Ученицы встречают нас невероятным гвалтом: Эме на время отлучки доверила своих подопечных, как и старшеклассниц, убогой мадемуазель Гризе, и в результате классы закиданы бумажками, башмаками, огрызками яблок… Мадемуазель Сержан хмурит рыжие брови, и тут же воцаряется порядок, чьи-то руки услужливо подбирают огрызки, чьи-то ноги вытягиваются и вновь напяливают на себя разбросанные башмаки.

В животе у меня урчит от голода, и я отправляюсь завтракать, предвкушая встречу с Фаншеттой, садом, папой: беленькая Фаншетта жарится и худеет на солнце, она встречает меня пронзительным удивлённым мяуканьем; зелёный запущенный сад зарос травой, трава лезет, тянется вверх к солнцу, которое загораживают ей высокие деревья. А вот и папа, встречающий меня ласковым хлопком по плечу:

– Что с тобой случилось? Давно тебя не видел!

– Но папа, я сдавала экзамены.

– Какие экзамены?

Говорю вам, второго такого, как папа, нет. Я с готовностью пересказываю ему события последних дней, меж тем как он пощипывает рыжую с проседью бородищу. Вид у него довольный. Скрещивание слизняков явно принесло небывалые результаты.

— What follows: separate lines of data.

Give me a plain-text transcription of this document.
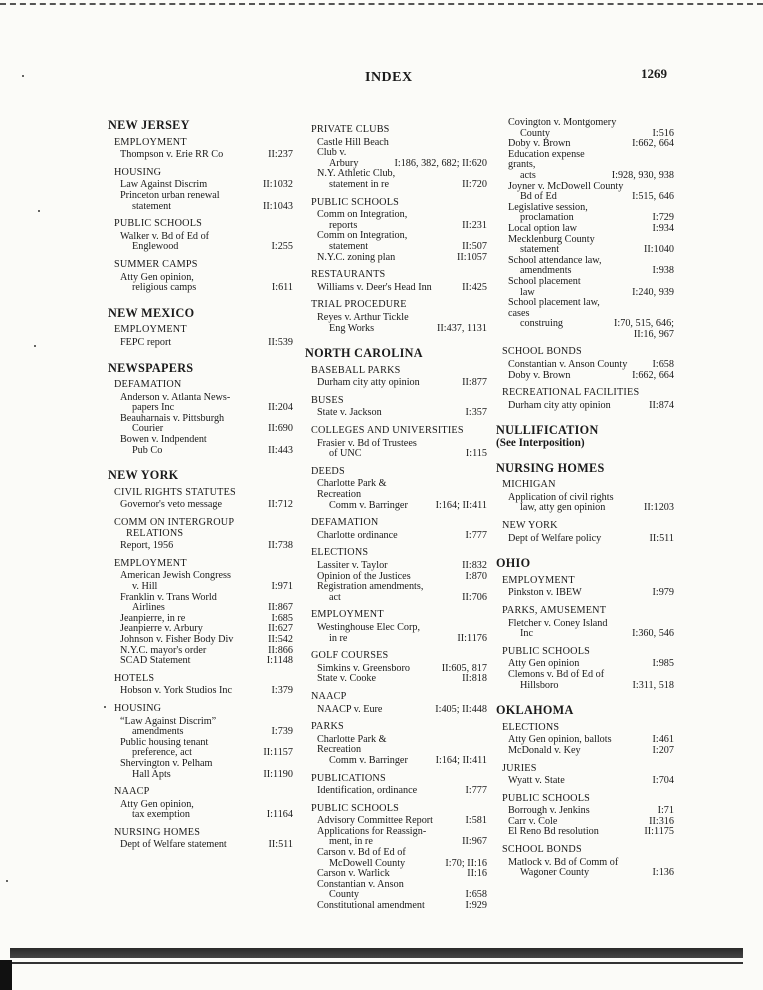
INDEX	1269
NEW JERSEY
EMPLOYMENT
Thompson v. Erie RR Co	II:237
HOUSING
Law Against Discrim	II:1032
Princeton urban renewal
statement	II:1043
PUBLIC SCHOOLS
Walker v. Bd of Ed of
Englewood	I:255
SUMMER CAMPS
Atty Gen opinion,
religious camps	I:611
NEW MEXICO
EMPLOYMENT
FEPC report	II:539
NEWSPAPERS
DEFAMATION
Anderson v. Atlanta News-
papers Inc	II:204
Beauharnais v. Pittsburgh
Courier	II:690
Bowen v. Indpendent
Pub Co	II:443
NEW YORK
CIVIL RIGHTS STATUTES
Governor's veto message	II:712
COMM ON INTERGROUP
RELATIONS
Report, 1956	II:738
EMPLOYMENT
American Jewish Congress
v. Hill	I:971
Franklin v. Trans World
Airlines	II:867
Jeanpierre, in re	I:685
Jeanpierre v. Arbury	II:627
Johnson v. Fisher Body Div	II:542
N.Y.C. mayor's order	II:866
SCAD Statement	I:1148
HOTELS
Hobson v. York Studios Inc	I:379
HOUSING
“Law Against Discrim”
amendments	I:739
Public housing tenant
preference, act	II:1157
Shervington v. Pelham
Hall Apts	II:1190
NAACP
Atty Gen opinion,
tax exemption	I:1164
NURSING HOMES
Dept of Welfare statement	II:511
PRIVATE CLUBS
Castle Hill Beach Club v.
Arbury	I:186, 382, 682; II:620
N.Y. Athletic Club,
statement in re	II:720
PUBLIC SCHOOLS
Comm on Integration,
reports	II:231
Comm on Integration,
statement	II:507
N.Y.C. zoning plan	II:1057
RESTAURANTS
Williams v. Deer's Head Inn	II:425
TRIAL PROCEDURE
Reyes v. Arthur Tickle
Eng Works	II:437, 1131
NORTH CAROLINA
BASEBALL PARKS
Durham city atty opinion	II:877
BUSES
State v. Jackson	I:357
COLLEGES AND UNIVERSITIES
Frasier v. Bd of Trustees
of UNC	I:115
DEEDS
Charlotte Park & Recreation
Comm v. Barringer	I:164; II:411
DEFAMATION
Charlotte ordinance	I:777
ELECTIONS
Lassiter v. Taylor	II:832
Opinion of the Justices	I:870
Registration amendments,
act	II:706
EMPLOYMENT
Westinghouse Elec Corp,
in re	II:1176
GOLF COURSES
Simkins v. Greensboro	II:605, 817
State v. Cooke	II:818
NAACP
NAACP v. Eure	I:405; II:448
PARKS
Charlotte Park & Recreation
Comm v. Barringer	I:164; II:411
PUBLICATIONS
Identification, ordinance	I:777
PUBLIC SCHOOLS
Advisory Committee Report	I:581
Applications for Reassign-
ment, in re	II:967
Carson v. Bd of Ed of
McDowell County	I:70; II:16
Carson v. Warlick	II:16
Constantian v. Anson
County	I:658
Constitutional amendment	I:929
Covington v. Montgomery
County	I:516
Doby v. Brown	I:662, 664
Education expense grants,
acts	I:928, 930, 938
Joyner v. McDowell County
Bd of Ed	I:515, 646
Legislative session,
proclamation	I:729
Local option law	I:934
Mecklenburg County
statement	II:1040
School attendance law,
amendments	I:938
School placement
law	I:240, 939
School placement law, cases
construing	I:70, 515, 646;
II:16, 967
SCHOOL BONDS
Constantian v. Anson County	I:658
Doby v. Brown	I:662, 664
RECREATIONAL FACILITIES
Durham city atty opinion	II:874
NULLIFICATION
(See Interposition)
NURSING HOMES
MICHIGAN
Application of civil rights
law, atty gen opinion	II:1203
NEW YORK
Dept of Welfare policy	II:511
OHIO
EMPLOYMENT
Pinkston v. IBEW	I:979
PARKS, AMUSEMENT
Fletcher v. Coney Island
Inc	I:360, 546
PUBLIC SCHOOLS
Atty Gen opinion	I:985
Clemons v. Bd of Ed of
Hillsboro	I:311, 518
OKLAHOMA
ELECTIONS
Atty Gen opinion, ballots	I:461
McDonald v. Key	I:207
JURIES
Wyatt v. State	I:704
PUBLIC SCHOOLS
Borrough v. Jenkins	I:71
Carr v. Cole	II:316
El Reno Bd resolution	II:1175
SCHOOL BONDS
Matlock v. Bd of Comm of
Wagoner County	I:136
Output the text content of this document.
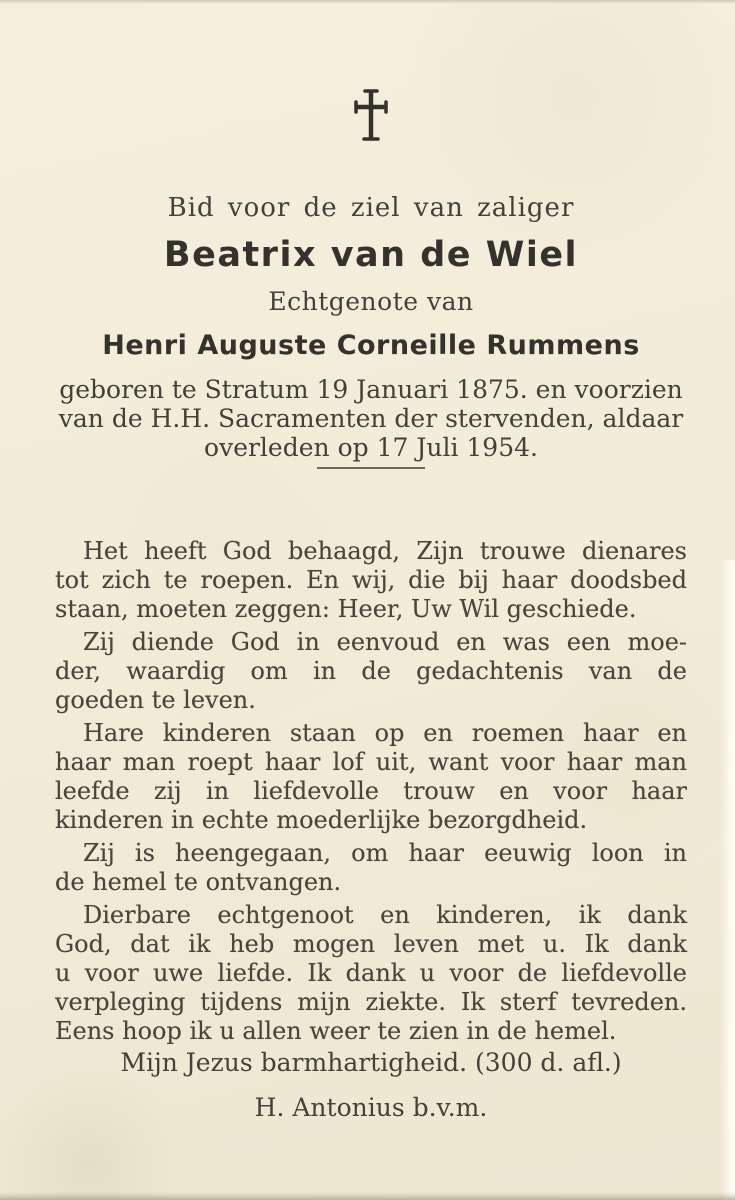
Bid voor de ziel van zaliger
Beatrix van de Wiel
Echtgenote van
Henri Auguste Corneille Rummens
geboren te Stratum 19 Januari 1875. en voorzien
van de H.H. Sacramenten der stervenden, aldaar
overleden op 17 Juli 1954.
Het heeft God behaagd, Zijn trouwe dienares
tot zich te roepen. En wij, die bij haar doodsbed
staan, moeten zeggen: Heer, Uw Wil geschiede.
Zij diende God in eenvoud en was een moe-
der, waardig om in de gedachtenis van de
goeden te leven.
Hare kinderen staan op en roemen haar en
haar man roept haar lof uit, want voor haar man
leefde zij in liefdevolle trouw en voor haar
kinderen in echte moederlijke bezorgdheid.
Zij is heengegaan, om haar eeuwig loon in
de hemel te ontvangen.
Dierbare echtgenoot en kinderen, ik dank
God, dat ik heb mogen leven met u. Ik dank
u voor uwe liefde. Ik dank u voor de liefdevolle
verpleging tijdens mijn ziekte. Ik sterf tevreden.
Eens hoop ik u allen weer te zien in de hemel.
Mijn Jezus barmhartigheid. (300 d. afl.)
H. Antonius b.v.m.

Я позволяю себе четыре-пять дней отдохнуть, побродить по Матиньону, где опять встречаю свою сводную сестру Клер, на сей раз она заливается слезами: её возлюбленный покинул Монтиньи, даже не удосужившись её предупредить. Через неделю Клер обзаведётся новым ухажёром, который бросит её спустя три месяца; она недостаточно хитра, чтобы удержать парня, и недостаточно практична, чтобы женить его на себе; а так как она упрямо сохраняет благоразумие… подобное положение дел может затянуться.

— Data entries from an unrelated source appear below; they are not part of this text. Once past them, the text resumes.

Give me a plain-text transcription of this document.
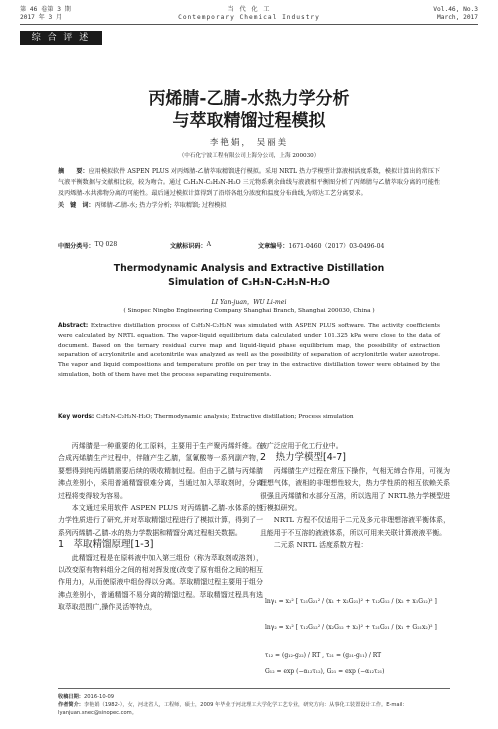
第 46 卷第 3 期
2017 年 3 月
当 代 化 工
Contemporary Chemical Industry
Vol.46, No.3
March, 2017
综 合 评 述
丙烯腈-乙腈-水热力学分析
与萃取精馏过程模拟
李艳娟， 吴丽美
（中石化宁波工程有限公司上海分公司，上海 200030）
摘　　要：应用模拟软件 ASPEN PLUS 对丙烯腈-乙腈萃取精馏进行模拟。采用 NRTL 热力学模型计算液相活度系数，模拟计算出的常压下气液平衡数据与文献相比较，较为吻合。通过 C₃H₃N-C₂H₃N-H₂O 三元物系剩余曲线与液液相平衡图分析了丙烯腈与乙腈萃取分离的可能性及丙烯腈-水共沸物分离的可能性。最后通过模拟计算得到了沿塔各组分浓度和温度分布曲线,为塔达工艺分离要求。
关　键　词：丙烯腈-乙腈-水; 热力学分析; 萃取精馏; 过程模拟
中图分类号： TQ 028	文献标识码： A	文章编号： 1671-0460（2017）03-0496-04
Thermodynamic Analysis and Extractive Distillation
Simulation of C₃H₃N-C₂H₃N-H₂O
LI Yan-juan，WU Li-mei
( Sinopec Ningbo Engineering Company Shanghai Branch, Shanghai 200030, China )
Abstract: Extractive distillation process of C₃H₃N-C₂H₃N was simulated with ASPEN PLUS software. The activity coefficients were calculated by NRTL equation. The vapor-liquid equilibrium data calculated under 101.325 kPa were close to the data of document. Based on the ternary residual curve map and liquid-liquid phase equilibrium map, the possibility of extraction separation of acrylonitrile and acetonitrile was analyzed as well as the possibility of separation of acrylonitrile water azeotrope. The vapor and liquid compositions and temperature profile on per tray in the extractive distillation tower were obtained by the simulation, both of them have met the process separating requirements.
Key words: C₃H₃N-C₂H₃N-H₂O; Thermodynamic analysis; Extractive distillation; Process simulation

丙烯腈是一种重要的化工原料，主要用于生产聚丙烯纤维。在合成丙烯腈生产过程中，伴随产生乙腈，氢氰酸等一系列副产物，要想得到纯丙烯腈需要后续的吸收精制过程。但由于乙腈与丙烯腈沸点差别小，采用普通精馏很难分离，当通过加入萃取剂时，分离过程将变得较为容易。

本文通过采用软件 ASPEN PLUS 对丙烯腈-乙腈-水体系的热力学性质进行了研究,并对萃取精馏过程进行了模拟计算，得到了一系列丙烯腈-乙腈-水的热力学数据和精馏分离过程相关数据。

1　萃取精馏原理[1-3]

此精馏过程是在原料液中加入第三组份（称为萃取剂或溶剂），以改变原有物料组分之间的相对挥发度(改变了原有组份之间的相互作用力)，从而使原液中组份得以分离。萃取精馏过程主要用于组分沸点差别小，普通精馏不易分离的精馏过程。萃取精馏过程具有选取萃取范围广,操作灵活等特点，

被广泛应用于化工行业中。

2　热力学模型[4-7]

丙烯腈生产过程在常压下操作，气相无缔合作用，可视为理想气体，液相的非理想性较大，热力学性质的相互依赖关系很强且丙烯腈和水部分互溶，所以选用了 NRTL热力学模型进行模拟研究。

NRTL 方程不仅适用于二元及多元非理想溶液平衡体系，且能用于不互溶的液液体系，所以可用来关联计算液液平衡。

二元系 NRTL 活度系数方程：

lnγ₁ = x₂² [ τ₂₁G₂₁² / (x₁ + x₂G₂₁)² + τ₁₂G₁₂ / (x₂ + x₁G₁₂)² ]
lnγ₂ = x₁² [ τ₁₂G₁₂² / (x₂G₁₂ + x₂)² + τ₂₁G₂₁ / (x₁ + G₂₁x₂)² ]
τ₁₂ = (g₁₂-g₂₂) / RT , τ₂₁ = (g₂₁-g₁₁) / RT
G₁₂ = exp (−α₁₂τ₁₂), G₂₁ = exp (−α₁₂τ₂₁)
收稿日期：2016-10-09
作者简介：李艳娟（1982-），女，河北省人，工程师，硕士，2009 年毕业于河北理工大学化学工艺专业，研究方向：从事化工装置设计工作。E-mail：lyanjuan.snec@sinopec.com。
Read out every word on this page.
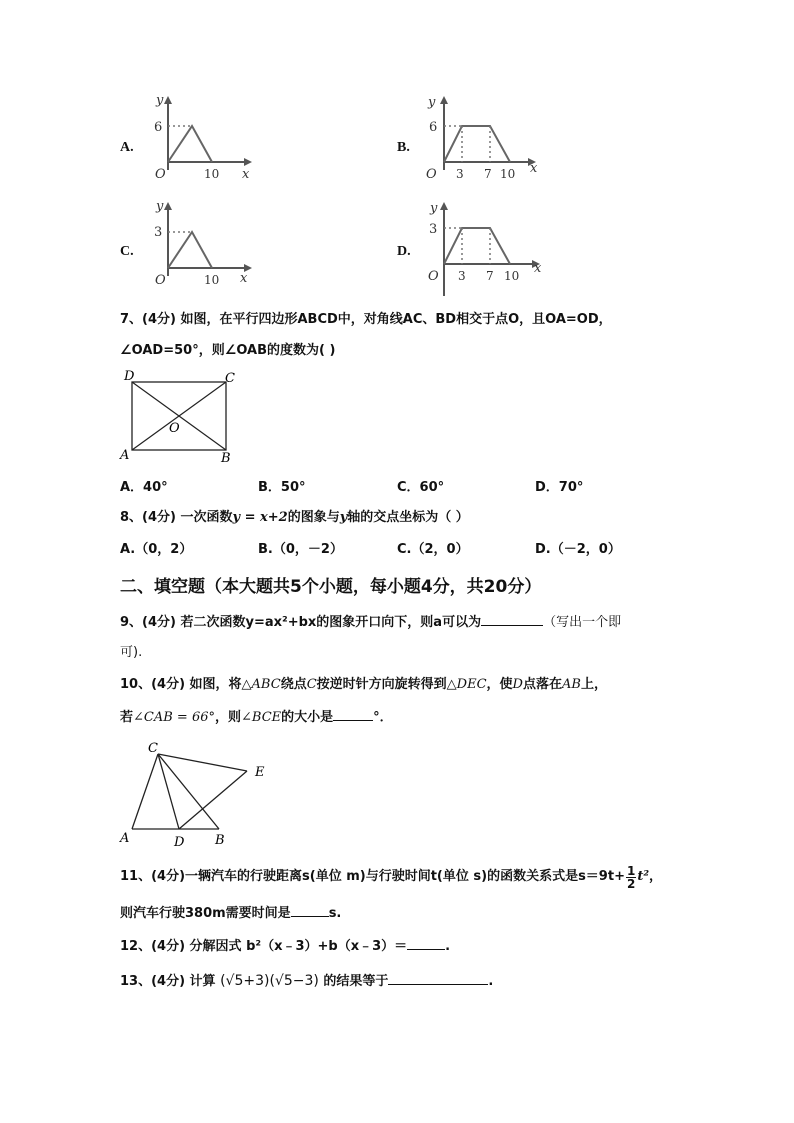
A.
y
6
O	10 x
B.
y
6
O 3 7 10 x
C.
y
3
O	10 x
D.
y
3
O 3 7 10 x
7、(4分) 如图，在平行四边形ABCD中，对角线AC、BD相交于点O，且OA=OD，
∠OAD=50°，则∠OAB的度数为( )
D	C
A	B
O
A．40°	B．50°	C．60°	D．70°
8、(4分) 一次函数y = x+2的图象与y轴的交点坐标为（ ）
A.（0，2）	B.（0，－2）	C.（2，0）	D.（－2，0）
二、填空题（本大题共5个小题，每小题4分，共20分）
9、(4分) 若二次函数y=ax²+bx的图象开口向下，则a可以为	（写出一个即
可).
10、(4分) 如图，将△ABC绕点C按逆时针方向旋转得到△DEC，使D点落在AB上，
若∠CAB = 66°，则∠BCE的大小是	°．
C
A	D B
E
11、(4分)一辆汽车的行驶距离s(单位 m)与行驶时间t(单位 s)的函数关系式是$s=9t+ \frac{1}{2} t^2$ ，
则汽车行驶380m需要时间是	s.
12、(4分) 分解因式 b²（x﹣3）+b（x﹣3）＝	.
13、(4分) 计算 (√5+3)(√5−3) 的结果等于	.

А пока она пасёт своих двадцать пять баранов, немного похожая на пастушку из комической оперы, немного смешная в своей большой шляпе колоколом, которая сохраняет лицо от загара, а волосы – от выгорания (от солнца волосы желтеют, дорогая!), в синем с белым узором фартучке и с романом (красными буквами на белой обложке заглавие: «На празднике»), засунутым в корзину. (Это я дала Клер почитать Огюста Жермена, чтобы приобщить её к жизни взрослых! Увы! Будет, наверно, и моя вина во всех тех диких глупостях, которые она натворит.) Уверена, что она считает себя несчастной, в самом поэтическом смысле слова, печальной покинутой невестой, и, когда остаётся одна, ей нравится принимать ностальгические позы: «откидывать руки, как ненужное орудие»[12] или сидеть понурив голову, наполовину скрытую распущенными волосами. Пока она пересказывает мне скудные события последних четырёх дней вкупе со своими невзгодами, я забочусь о её овцах, посылая за ними собаку: «Приведи их, Лизетта! Приведи сюда!», – и раскатисто произношу «бррр… зараза!», чтобы отогнать их от овсов, – я к этому привыкла.

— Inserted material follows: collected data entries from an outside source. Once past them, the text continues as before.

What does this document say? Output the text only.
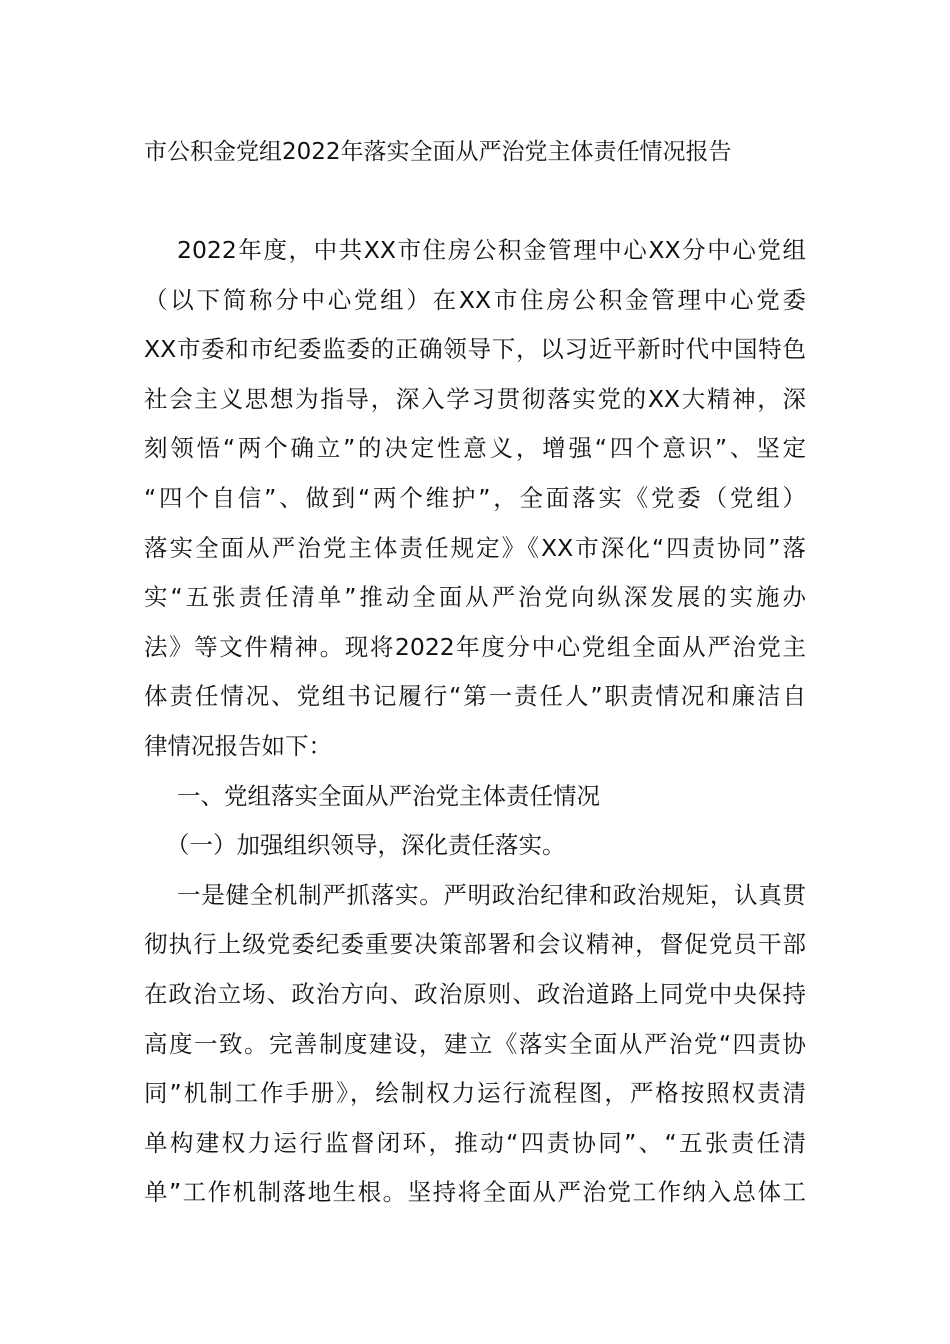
市公积金党组2022年落实全面从严治党主体责任情况报告
2022年度，中共XX市住房公积金管理中心XX分中心党组
（以下简称分中心党组）在XX市住房公积金管理中心党委
XX市委和市纪委监委的正确领导下，以习近平新时代中国特色
社会主义思想为指导，深入学习贯彻落实党的XX大精神，深
刻领悟“两个确立”的决定性意义，增强“四个意识”、坚定
“四个自信”、做到“两个维护”，全面落实《党委（党组）
落实全面从严治党主体责任规定》《XX市深化“四责协同”落
实“五张责任清单”推动全面从严治党向纵深发展的实施办
法》等文件精神。现将2022年度分中心党组全面从严治党主
体责任情况、党组书记履行“第一责任人”职责情况和廉洁自
律情况报告如下：
一、党组落实全面从严治党主体责任情况
（一）加强组织领导，深化责任落实。
一是健全机制严抓落实。严明政治纪律和政治规矩，认真贯
彻执行上级党委纪委重要决策部署和会议精神，督促党员干部
在政治立场、政治方向、政治原则、政治道路上同党中央保持
高度一致。完善制度建设，建立《落实全面从严治党“四责协
同”机制工作手册》，绘制权力运行流程图，严格按照权责清
单构建权力运行监督闭环，推动“四责协同”、“五张责任清
单”工作机制落地生根。坚持将全面从严治党工作纳入总体工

– …когда я узнала, каким поездом он уезжает, – вздыхает Клер, – я оставила овец на Лизетту и спустилась к шлагбауму. Я дождалась поезда, он шёл медленно, потому что там подъём. Я увидела его, замахала платком, послала ему воздушные поцелуи, думаю, он меня заметил. Послушай, точно не скажу, но, по-моему, глаза у него были красные. Может, его заставили вернуться родители. Может, он мне напишет…

Давай, давай, сочиняй, романтическая натура, надеяться не запрещено. Да и потом, вздумай я тебя разубеждать, ты всё равно не поверишь.


После того как я пять дней бродила по лесу, царапая руки и ноги о колючие кусты, собирая охапки диких гвоздик, васильков и смолёвок, лакомясь горькими лесными вишнями и крыжовником, меня снова одолевают любопытство и тоска по школе. И вот я туда возвращаюсь.